Industry analysts say despite the costs, most tenants consider paying rent their top priority.

A survey by the National Multifamily Housing Council showed 93.3 percent of U.S apartment households had made full or partial rent payments as of May 27, despite job losses and economic hardships created by COVID-19. That's up from 91.7 percent in April.

"Each week we see new evidence that Americans are prioritizing rent and that the work apartment firms did to create flexible payment plans is paying dividends," said Doug Bibby, the council's president.

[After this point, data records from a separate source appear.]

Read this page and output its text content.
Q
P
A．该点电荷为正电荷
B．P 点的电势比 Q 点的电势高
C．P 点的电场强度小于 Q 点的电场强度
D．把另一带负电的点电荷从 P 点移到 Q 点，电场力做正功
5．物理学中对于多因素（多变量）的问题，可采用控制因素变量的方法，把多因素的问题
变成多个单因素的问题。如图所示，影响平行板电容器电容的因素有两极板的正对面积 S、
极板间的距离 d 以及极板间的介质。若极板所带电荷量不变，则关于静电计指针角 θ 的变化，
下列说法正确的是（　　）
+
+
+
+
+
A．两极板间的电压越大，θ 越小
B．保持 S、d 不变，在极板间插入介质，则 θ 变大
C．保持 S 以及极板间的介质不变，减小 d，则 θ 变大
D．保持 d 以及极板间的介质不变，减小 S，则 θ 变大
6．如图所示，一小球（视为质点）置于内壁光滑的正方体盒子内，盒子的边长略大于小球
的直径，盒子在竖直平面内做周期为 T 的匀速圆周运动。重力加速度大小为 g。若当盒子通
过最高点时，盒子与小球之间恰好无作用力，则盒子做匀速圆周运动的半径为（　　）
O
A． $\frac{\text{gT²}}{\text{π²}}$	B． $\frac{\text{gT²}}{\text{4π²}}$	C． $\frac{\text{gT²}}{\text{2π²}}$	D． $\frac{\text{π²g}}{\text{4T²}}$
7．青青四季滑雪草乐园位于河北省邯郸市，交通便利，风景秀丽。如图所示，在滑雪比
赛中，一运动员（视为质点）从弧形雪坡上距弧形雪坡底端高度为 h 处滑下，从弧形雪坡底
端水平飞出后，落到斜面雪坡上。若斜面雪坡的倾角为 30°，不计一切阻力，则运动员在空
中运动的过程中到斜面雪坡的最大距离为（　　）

Those who do fall behind and receive an eviction notice often find the filing has long-term consequences, even if they catch up on their rent. Often, just the existence of an eviction filing on a court's public index can keep renters from finding a new home.

Protheroe said he has advocated for sealing eviction filings or removing them from the public record in instances where a case is either settled or dismissed.

Judges and court administrators balk at the idea, though, saying there is nothing in state law that gives them the authority to remove a notice from public view.

Other states are taking action to give tenants more time to catch up on late rent. Courts in some Virginia counties, for instance, dismiss an eviction case if the tenant can bring 25 percent of what they owe to the first court date and pay off the remaining balance in installments over three months while staying current on their rent.

Charleston recently started the state's first housing court, where lawyers working for free help tenants negotiate with landlords to avoid evictions. Paluzzi said 65 percent of the renters who participate have remained in their homes. When that's not possible, the court helps tenants negotiate for more time to leave so they aren't left without a place to go.

Kerr, with AMCS, said most landlords want to be flexible but they also have bills to pay, such as mortgages, utilities and property taxes. Eviction notices are a tool, he said, to give residents "the opportunity to get the rent obligation caught up."

As the economy continues to reel from COVID-19, Kerr said property managers are helping tenants find rental and utility assistance as well as waiving late fees.

"AMCS is in the business of renting homes," he said, "and we are willing to work with our residents, especially in these difficult times."